Bulk work? Could he sell them his labor at a reduced rate if they paid for, say, a guaranteed six months of employment? Hmmm, that's tempting, he'd say, sarcastically. Six months, hey? Yeah, I AM prone to grasping at straws of stability, seeing as how I've been here only... ten years. (Actually three, but ten in his mind.) They'd say, well then, how about if we purchase a full year of your labor? Then could you come down on the price? Chris would laugh and say, one year? I'd be here in a year anyway. How about ten years? They would look at him blankly, not taking him seriously. He would sit with his “painting red doors” look and they'd say: Ten years?

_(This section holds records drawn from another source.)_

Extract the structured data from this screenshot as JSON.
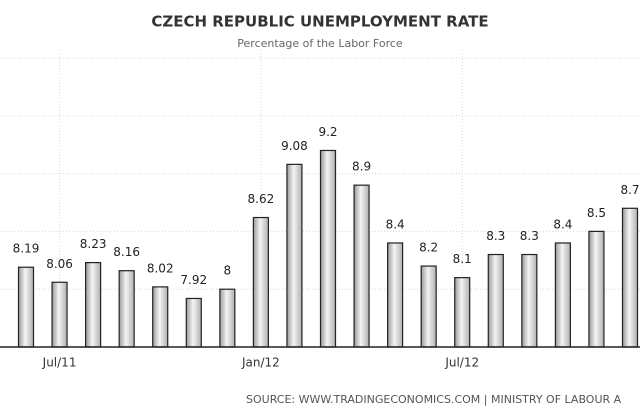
{
  "chart_data": {
    "type": "bar",
    "title": "CZECH REPUBLIC UNEMPLOYMENT RATE",
    "subtitle": "Percentage of the Labor Force",
    "source": "SOURCE: WWW.TRADINGECONOMICS.COM | MINISTRY OF LABOUR A",
    "categories": [
      null,
      "Jul/11",
      null,
      null,
      null,
      null,
      null,
      "Jan/12",
      null,
      null,
      null,
      null,
      null,
      "Jul/12",
      null,
      null,
      null,
      null,
      null
    ],
    "values": [
      8.19,
      8.06,
      8.23,
      8.16,
      8.02,
      7.92,
      8,
      8.62,
      9.08,
      9.2,
      8.9,
      8.4,
      8.2,
      8.1,
      8.3,
      8.3,
      8.4,
      8.5,
      8.7
    ],
    "ylim": [
      7.5,
      10
    ],
    "yticks": [
      7.5,
      8,
      8.5,
      9,
      9.5,
      10
    ],
    "grid": true,
    "color": "#c8c8c8"
  }
}
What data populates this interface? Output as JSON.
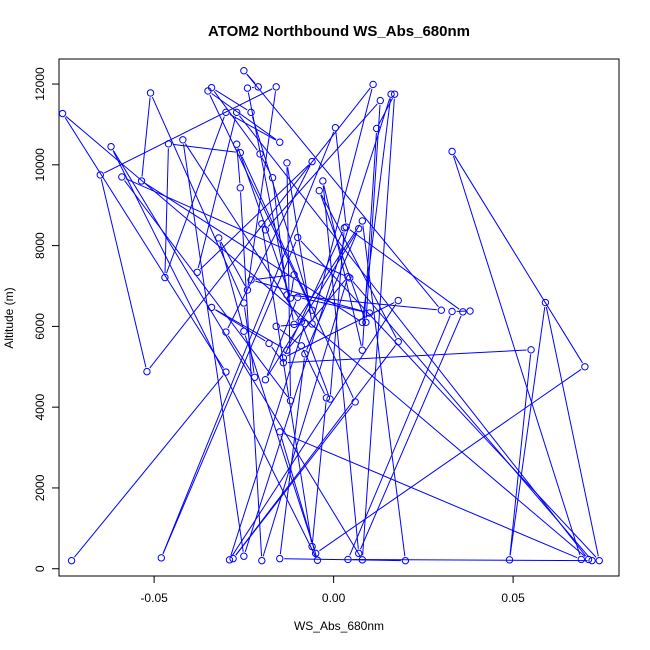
{
  "chart_data": {
    "type": "line",
    "title": "ATOM2 Northbound WS_Abs_680nm",
    "xlabel": "WS_Abs_680nm",
    "ylabel": "Altitude (m)",
    "xlim": [
      -0.0765,
      0.0795
    ],
    "ylim": [
      -180,
      12620
    ],
    "x_ticks": [
      -0.05,
      0.0,
      0.05
    ],
    "x_tick_labels": [
      "-0.05",
      "0.00",
      "0.05"
    ],
    "y_ticks": [
      0,
      2000,
      4000,
      6000,
      8000,
      10000,
      12000
    ],
    "y_tick_labels": [
      "0",
      "2000",
      "4000",
      "6000",
      "8000",
      "10000",
      "12000"
    ],
    "grid": false,
    "series": [
      {
        "line_color": "#0000ff",
        "marker": "open-circle",
        "x": [
          -0.073,
          -0.03,
          -0.0755,
          0.071,
          -0.027,
          -0.038,
          -0.006,
          -0.03,
          -0.022,
          -0.025,
          -0.051,
          -0.0535,
          0.008,
          0.016,
          -0.025,
          -0.042,
          -0.009,
          -0.001,
          0.003,
          -0.014,
          0.018,
          -0.029,
          -0.008,
          -0.016,
          -0.009,
          -0.002,
          -0.006,
          -0.02,
          -0.019,
          0.013,
          0.009,
          -0.004,
          0.018,
          -0.028,
          0.006,
          -0.026,
          -0.046,
          -0.047,
          -0.03,
          -0.015,
          -0.035,
          -0.006,
          -0.023,
          -0.034,
          -0.0205,
          -0.017,
          -0.013,
          0.03,
          -0.025,
          -0.021,
          -0.024,
          -0.011,
          0.008,
          0.02,
          -0.015,
          -0.008,
          0.007,
          -0.019,
          -0.01,
          0.01,
          -0.023,
          -0.011,
          -0.012,
          -0.027,
          -0.026,
          -0.02,
          0.004,
          -0.013,
          -0.034,
          -0.018,
          -0.014,
          0.055,
          0.049,
          0.059,
          0.074,
          -0.01,
          -0.048,
          0.0005,
          0.0035,
          0.036,
          0.007,
          -0.003,
          0.008,
          0.012,
          0.017,
          0.008,
          -0.062,
          -0.0045,
          -0.015,
          0.069,
          0.033,
          0.07,
          -0.005,
          -0.025,
          -0.032,
          -0.024,
          -0.016,
          -0.065,
          -0.052,
          0.011,
          -0.006,
          -0.013,
          -0.012,
          -0.059,
          0.0045,
          0.072,
          0.004,
          0.033,
          0.038
        ],
        "y": [
          200,
          4870,
          11270,
          230,
          11300,
          7340,
          10080,
          5860,
          4740,
          6580,
          11780,
          9600,
          6100,
          11750,
          310,
          10620,
          6110,
          4200,
          8440,
          5220,
          6640,
          220,
          6070,
          6000,
          5520,
          4230,
          550,
          8540,
          8390,
          11590,
          6100,
          9360,
          5620,
          250,
          4130,
          10300,
          10520,
          7210,
          11300,
          10560,
          11830,
          6400,
          11300,
          11910,
          10270,
          9680,
          6780,
          6400,
          12330,
          11930,
          11900,
          6050,
          8610,
          200,
          250,
          5320,
          8420,
          4680,
          6720,
          6330,
          7150,
          7280,
          6700,
          10510,
          9430,
          200,
          7230,
          5410,
          6470,
          5580,
          5100,
          5420,
          220,
          6590,
          200,
          8200,
          270,
          10920,
          8460,
          6360,
          380,
          9600,
          5410,
          10900,
          11750,
          220,
          10450,
          210,
          3390,
          230,
          10330,
          5000,
          380,
          5880,
          8190,
          6900,
          11930,
          9750,
          4880,
          11990,
          6060,
          10050,
          4160,
          9700,
          7200,
          200,
          230,
          6370,
          6380
        ]
      }
    ]
  }
}
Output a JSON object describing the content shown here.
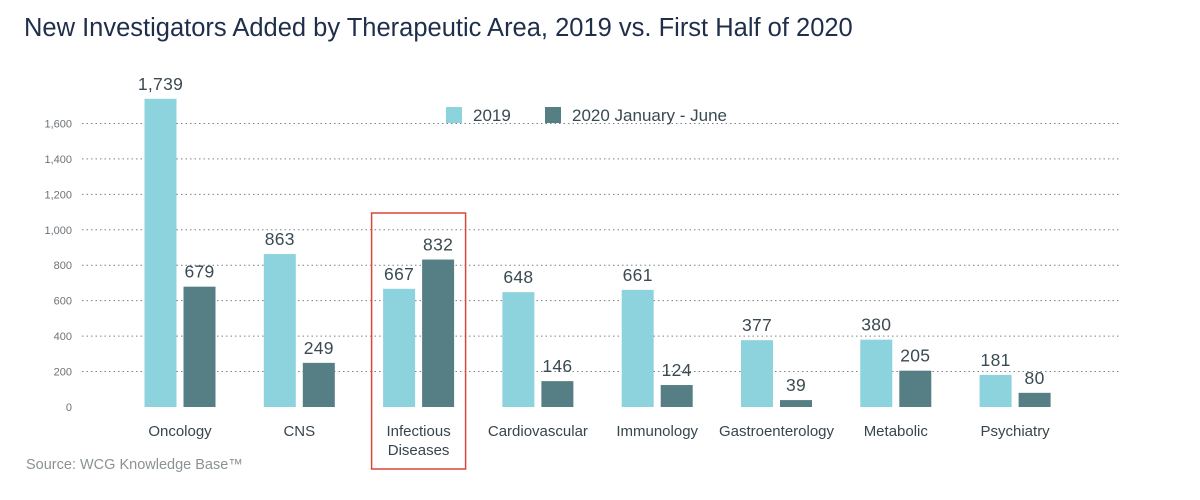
{
  "title": "New Investigators Added by Therapeutic Area, 2019 vs. First Half of 2020",
  "source": "Source: WCG Knowledge Base™",
  "chart_data": {
    "type": "bar",
    "title": "New Investigators Added by Therapeutic Area, 2019 vs. First Half of 2020",
    "xlabel": "",
    "ylabel": "",
    "ylim": [
      0,
      1800
    ],
    "yticks": [
      0,
      200,
      400,
      600,
      800,
      1000,
      1200,
      1400,
      1600
    ],
    "ytick_labels": [
      "0",
      "200",
      "400",
      "600",
      "800",
      "1,000",
      "1,200",
      "1,400",
      "1,600"
    ],
    "grid": true,
    "legend_position": "top-center",
    "categories": [
      [
        "Oncology"
      ],
      [
        "CNS"
      ],
      [
        "Infectious",
        "Diseases"
      ],
      [
        "Cardiovascular"
      ],
      [
        "Immunology"
      ],
      [
        "Gastroenterology"
      ],
      [
        "Metabolic"
      ],
      [
        "Psychiatry"
      ]
    ],
    "series": [
      {
        "name": "2019",
        "color": "#8dd3dd",
        "values": [
          1739,
          863,
          667,
          648,
          661,
          377,
          380,
          181
        ],
        "labels": [
          "1,739",
          "863",
          "667",
          "648",
          "661",
          "377",
          "380",
          "181"
        ]
      },
      {
        "name": "2020 January - June",
        "color": "#567f85",
        "values": [
          679,
          249,
          832,
          146,
          124,
          39,
          205,
          80
        ],
        "labels": [
          "679",
          "249",
          "832",
          "146",
          "124",
          "39",
          "205",
          "80"
        ]
      }
    ],
    "highlighted_category_index": 2,
    "highlight_color": "#d9473b"
  }
}
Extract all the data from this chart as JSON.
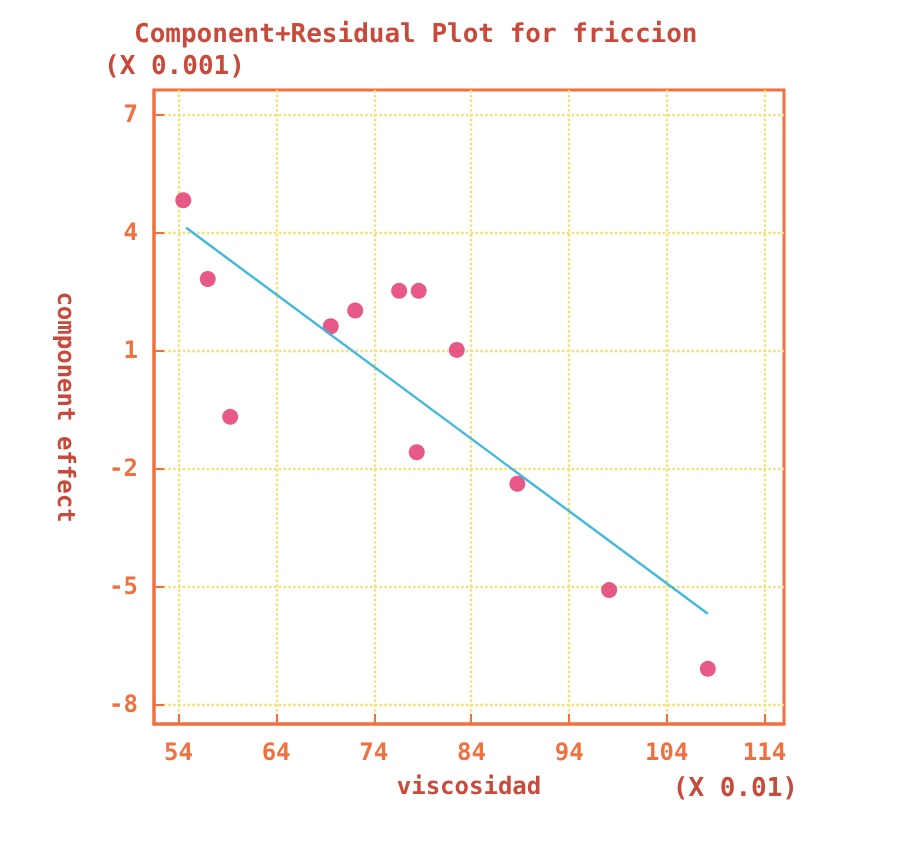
{
  "chart_data": {
    "type": "scatter",
    "title": "Component+Residual Plot for friccion",
    "xlabel": "viscosidad",
    "ylabel": "component effect",
    "annotations": [
      "(X 0.001)",
      "(X 0.01)"
    ],
    "x": [
      54.5,
      57.0,
      59.3,
      69.6,
      72.1,
      76.6,
      78.6,
      82.5,
      78.4,
      88.7,
      98.1,
      108.2
    ],
    "series": [
      {
        "type": "scatter",
        "color": "#e0306a",
        "marker": "circle",
        "values": [
          4.8,
          2.8,
          -0.7,
          1.6,
          2.0,
          2.5,
          2.5,
          1.0,
          -1.6,
          -2.4,
          -5.1,
          -7.1
        ]
      },
      {
        "type": "line",
        "color": "#40b8e0",
        "marker": "none",
        "x": [
          54.8,
          108.2
        ],
        "values": [
          4.1,
          -5.7
        ]
      }
    ],
    "xlim": [
      51.5,
      116
    ],
    "xticks": [
      54,
      64,
      74,
      84,
      94,
      104,
      114
    ],
    "ylim": [
      -8.5,
      7.6
    ],
    "yticks": [
      -8,
      -5,
      -2,
      1,
      4,
      7
    ],
    "grid": true
  }
}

Not adding that the grocery chain would as likely be sold by then. For reichmarcks, probably. Chris would say: If you buy ten years, I'll reduce my rate of exponentially increasing labor cost for succeeding consecutive hours. Then he would try to remember some high school math about cubed roots, and sputter. The management would not realize he was bungling his terminology, but assume he was trying to impress them with calculations irrelevant to the negotiation, the little pretentious twat. Chris would get across the numerical relationship by saying: Look, the costs will still increase after hour four, but they won't double every time. It'll be like - hour five, twelve, hour six, fifteen, hour seven, nineteen-fifty, hour eight, uh, twenty-six-twenty-five, and hour nine, um, let's say thirty-six.
Yeah - see, it's a compromise, Chris would say. I'm using, like, half exponents or something. I dunno, whatever it's called. The management would think Chris was playing dumb to put them at ease and mask his garden-variety con. Lots of crazy-like-a-fox people in Johnson, brain-damaged glue sniffing shysters, pants-pissing idiots with payday cunning, the street-level smarts of scamming just enough for sustenance. They're not ballsy scammers - they're not like the managers who get off with gratuitous grace. Not that the managers are scammers, not really. They play by a few rules, enough to make their own for others. But it's so tiring dealing with the low scammers, such a waste of energy that could be better spent working on the truck, the golf-swing, the little pleasures in life.
The managers would feel as if the illusion of a deal was struck - good enough to give Chris the impression of having made one. They could always back out later. Chris' limp hand would be shaken. Chris would contemplate ten more years at Grocer Valley, and plan an early retirement.